Ernest, lord Rutherford of Nelson
Physicien britannique (Nelson, Nouvelle-Zélande, 1871-Cambridge 1937).
Figure marquante de la physique du début du xxe siècle par ses travaux sur la radioactivité, la structure de l'atome et les transmutations. Il peut être considéré comme le père de la physique nucléaire.
Des débuts prometteurs
Quatrième d'une famille de douze enfants, Ernest Rutherford est le petit-fils d'un charron qui, en 1842, a émigré d'Écosse en Nouvelle-Zélande. Son père est à la fois mécanicien, fermier et meunier ; sa mère, d'origine anglaise, a été institutrice avant son mariage. Ernest fréquente d'abord le collège de sa ville natale, où il se révèle un élève brillant, particulièrement en mathématiques. Il est admis ensuite au Canterbury University College de Christchurch, où ses premiers travaux portent sur la magnétisation du fer par des courants à haute fréquence. Licencié ès sciences en 1894, il bénéficie l'année suivante d'une bourse qui lui permet d'aller poursuivre ses études en Angleterre, au laboratoire Cavendish de Cambridge, sous la direction de sir Joseph John Thomson.

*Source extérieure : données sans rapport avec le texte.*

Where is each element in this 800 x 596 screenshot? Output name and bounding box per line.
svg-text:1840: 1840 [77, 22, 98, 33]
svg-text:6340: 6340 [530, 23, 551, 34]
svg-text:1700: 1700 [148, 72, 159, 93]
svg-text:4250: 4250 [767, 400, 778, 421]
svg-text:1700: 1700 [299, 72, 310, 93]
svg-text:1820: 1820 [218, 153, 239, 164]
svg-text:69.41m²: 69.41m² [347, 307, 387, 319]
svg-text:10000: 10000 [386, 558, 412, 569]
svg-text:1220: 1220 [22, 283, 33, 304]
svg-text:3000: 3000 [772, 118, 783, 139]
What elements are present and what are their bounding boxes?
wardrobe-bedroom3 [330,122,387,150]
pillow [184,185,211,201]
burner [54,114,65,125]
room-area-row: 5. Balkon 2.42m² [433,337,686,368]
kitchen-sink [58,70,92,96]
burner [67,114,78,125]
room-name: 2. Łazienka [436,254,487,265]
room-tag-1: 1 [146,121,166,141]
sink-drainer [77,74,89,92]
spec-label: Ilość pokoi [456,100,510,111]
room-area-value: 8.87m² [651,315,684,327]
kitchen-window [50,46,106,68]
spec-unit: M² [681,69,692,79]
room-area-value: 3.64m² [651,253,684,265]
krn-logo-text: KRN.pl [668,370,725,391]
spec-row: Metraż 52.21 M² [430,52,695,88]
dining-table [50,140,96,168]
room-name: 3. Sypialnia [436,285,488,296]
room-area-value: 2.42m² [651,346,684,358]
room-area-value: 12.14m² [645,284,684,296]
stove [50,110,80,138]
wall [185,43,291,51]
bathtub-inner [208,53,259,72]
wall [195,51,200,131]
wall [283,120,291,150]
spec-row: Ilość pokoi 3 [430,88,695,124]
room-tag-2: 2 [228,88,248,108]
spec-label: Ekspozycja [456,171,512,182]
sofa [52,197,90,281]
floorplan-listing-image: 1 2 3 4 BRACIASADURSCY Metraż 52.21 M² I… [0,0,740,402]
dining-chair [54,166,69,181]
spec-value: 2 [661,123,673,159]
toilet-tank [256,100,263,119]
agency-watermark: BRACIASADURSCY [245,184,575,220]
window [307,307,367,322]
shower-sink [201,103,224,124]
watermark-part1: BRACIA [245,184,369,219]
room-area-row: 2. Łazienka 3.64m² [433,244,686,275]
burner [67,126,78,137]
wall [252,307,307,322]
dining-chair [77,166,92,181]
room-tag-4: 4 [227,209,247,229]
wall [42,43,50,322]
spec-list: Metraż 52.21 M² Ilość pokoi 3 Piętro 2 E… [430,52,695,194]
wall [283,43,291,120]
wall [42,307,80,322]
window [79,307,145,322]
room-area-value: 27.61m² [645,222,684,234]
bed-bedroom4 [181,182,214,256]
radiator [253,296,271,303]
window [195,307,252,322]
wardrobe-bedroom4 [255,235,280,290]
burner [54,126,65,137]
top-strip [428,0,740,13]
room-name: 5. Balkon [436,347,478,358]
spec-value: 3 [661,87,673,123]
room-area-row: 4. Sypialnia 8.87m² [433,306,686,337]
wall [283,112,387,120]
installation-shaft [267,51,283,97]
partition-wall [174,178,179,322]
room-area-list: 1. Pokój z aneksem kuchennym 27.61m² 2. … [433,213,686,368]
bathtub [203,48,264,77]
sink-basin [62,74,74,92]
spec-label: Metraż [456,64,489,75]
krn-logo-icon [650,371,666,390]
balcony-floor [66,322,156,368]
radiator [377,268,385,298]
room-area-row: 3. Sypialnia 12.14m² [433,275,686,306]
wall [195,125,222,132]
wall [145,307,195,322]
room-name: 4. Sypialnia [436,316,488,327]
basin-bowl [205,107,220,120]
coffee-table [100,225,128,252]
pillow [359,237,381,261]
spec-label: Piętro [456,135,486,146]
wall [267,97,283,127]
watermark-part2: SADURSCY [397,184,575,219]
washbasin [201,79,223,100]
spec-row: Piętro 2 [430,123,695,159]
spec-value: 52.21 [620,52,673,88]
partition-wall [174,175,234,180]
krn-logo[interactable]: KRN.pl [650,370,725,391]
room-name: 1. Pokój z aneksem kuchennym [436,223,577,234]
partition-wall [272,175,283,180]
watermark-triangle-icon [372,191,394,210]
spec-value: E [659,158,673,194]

Après avoir mis au point un détecteur d'ondes hertziennes qui opère jusqu'à plusieurs centaines de mètres (un record à l'époque), il étudie avec J. J. Thomson la conductibilité électrique des gaz et, plus spécialement, l'ionisation des gaz sous l'effet des rayons X, récemment découverts par Wilhelm Conrad Röntgen.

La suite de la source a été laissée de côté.